A study published by Environics Analytics reported that Canadian debt holders were already starting to feel the pressure as the interest rates increased. With the new interest rate hike announced by the Bank of Canada on October 24th, debt holders’ spending and savings will come under pressure as the four major banks responded by raising their lending prime rates.
Interest rate increases by the Bank of Canada are not a new occurrence as there have been four other increases since July 2017. The reoccurring increases are a result of more optimistic economic forecast.
Higher Spending on Interests
The study shows that by the end of 2018, the average Canadian household will spend an additional $1,715 on average in interest, an increase from the $686 in 2017. Although this might sound an astonishing increase, the Bank of Canada has been testing the market with previous stress tests for new mortgages. “We advocated it for quite a long time before it became practice — that people should be self-testing” Stephen Poloz, Bank of Canada governor, said in a press conference on Wednesday.

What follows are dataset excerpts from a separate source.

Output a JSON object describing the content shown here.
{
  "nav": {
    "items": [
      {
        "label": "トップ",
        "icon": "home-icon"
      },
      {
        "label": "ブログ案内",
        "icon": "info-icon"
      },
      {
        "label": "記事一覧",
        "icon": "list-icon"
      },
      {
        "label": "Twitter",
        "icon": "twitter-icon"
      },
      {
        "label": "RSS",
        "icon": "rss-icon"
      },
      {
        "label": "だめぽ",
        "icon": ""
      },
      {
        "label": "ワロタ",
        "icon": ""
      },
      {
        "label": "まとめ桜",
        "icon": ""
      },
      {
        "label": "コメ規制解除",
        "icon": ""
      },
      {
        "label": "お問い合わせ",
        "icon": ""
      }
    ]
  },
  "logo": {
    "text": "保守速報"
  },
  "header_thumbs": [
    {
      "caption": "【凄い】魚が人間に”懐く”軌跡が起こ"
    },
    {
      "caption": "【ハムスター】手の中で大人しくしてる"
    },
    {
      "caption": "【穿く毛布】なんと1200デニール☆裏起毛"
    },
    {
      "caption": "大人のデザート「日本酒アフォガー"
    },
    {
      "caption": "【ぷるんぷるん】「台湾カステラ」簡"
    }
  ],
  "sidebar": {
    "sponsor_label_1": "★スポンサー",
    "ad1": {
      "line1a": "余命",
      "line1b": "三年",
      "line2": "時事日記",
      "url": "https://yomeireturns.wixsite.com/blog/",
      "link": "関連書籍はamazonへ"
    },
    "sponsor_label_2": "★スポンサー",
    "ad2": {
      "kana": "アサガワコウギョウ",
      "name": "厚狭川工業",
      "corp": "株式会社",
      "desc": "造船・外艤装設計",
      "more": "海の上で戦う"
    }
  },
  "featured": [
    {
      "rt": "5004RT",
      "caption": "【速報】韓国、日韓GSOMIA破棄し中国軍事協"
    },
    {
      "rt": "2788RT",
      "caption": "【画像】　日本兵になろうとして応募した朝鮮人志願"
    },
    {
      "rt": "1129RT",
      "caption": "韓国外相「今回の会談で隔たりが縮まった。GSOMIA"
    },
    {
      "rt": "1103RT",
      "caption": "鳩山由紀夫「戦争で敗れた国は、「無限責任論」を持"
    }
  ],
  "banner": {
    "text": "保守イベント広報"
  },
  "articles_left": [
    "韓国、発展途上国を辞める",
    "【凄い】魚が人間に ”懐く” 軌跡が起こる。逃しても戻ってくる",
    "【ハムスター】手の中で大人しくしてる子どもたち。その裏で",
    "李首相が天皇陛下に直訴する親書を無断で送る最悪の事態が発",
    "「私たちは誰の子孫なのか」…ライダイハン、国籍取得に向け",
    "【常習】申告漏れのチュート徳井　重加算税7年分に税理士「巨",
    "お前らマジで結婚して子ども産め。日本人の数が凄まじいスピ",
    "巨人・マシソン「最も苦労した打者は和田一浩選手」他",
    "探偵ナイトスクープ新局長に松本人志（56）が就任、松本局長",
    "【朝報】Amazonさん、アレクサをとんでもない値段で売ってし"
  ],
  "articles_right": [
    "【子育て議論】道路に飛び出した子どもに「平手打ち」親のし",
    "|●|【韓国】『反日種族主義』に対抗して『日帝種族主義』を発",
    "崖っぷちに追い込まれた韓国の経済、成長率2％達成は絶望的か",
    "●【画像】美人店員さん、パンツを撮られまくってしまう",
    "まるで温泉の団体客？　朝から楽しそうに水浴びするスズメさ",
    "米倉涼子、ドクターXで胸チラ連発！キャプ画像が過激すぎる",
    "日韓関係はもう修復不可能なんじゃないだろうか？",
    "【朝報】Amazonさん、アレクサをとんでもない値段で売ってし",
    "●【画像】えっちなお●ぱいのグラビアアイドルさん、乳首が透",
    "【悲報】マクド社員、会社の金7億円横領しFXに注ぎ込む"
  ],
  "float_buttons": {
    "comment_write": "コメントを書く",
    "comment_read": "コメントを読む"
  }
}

Millennials and Generation X will be affected the most
While all Canadians will be affected, millennials and Gen X members will suffer the most. First-time homebuyers and young families living in new developments surrounding major cities have not spent long building their capital and will see an effect in their savings rates. This will come more prominent when looking at their higher interest payments on their mortgage.
However, higher interest rates are a sign of a stronger economy, which could lead to higher incomes. So although households will feel the pressure, it will be offset by the growth in household income.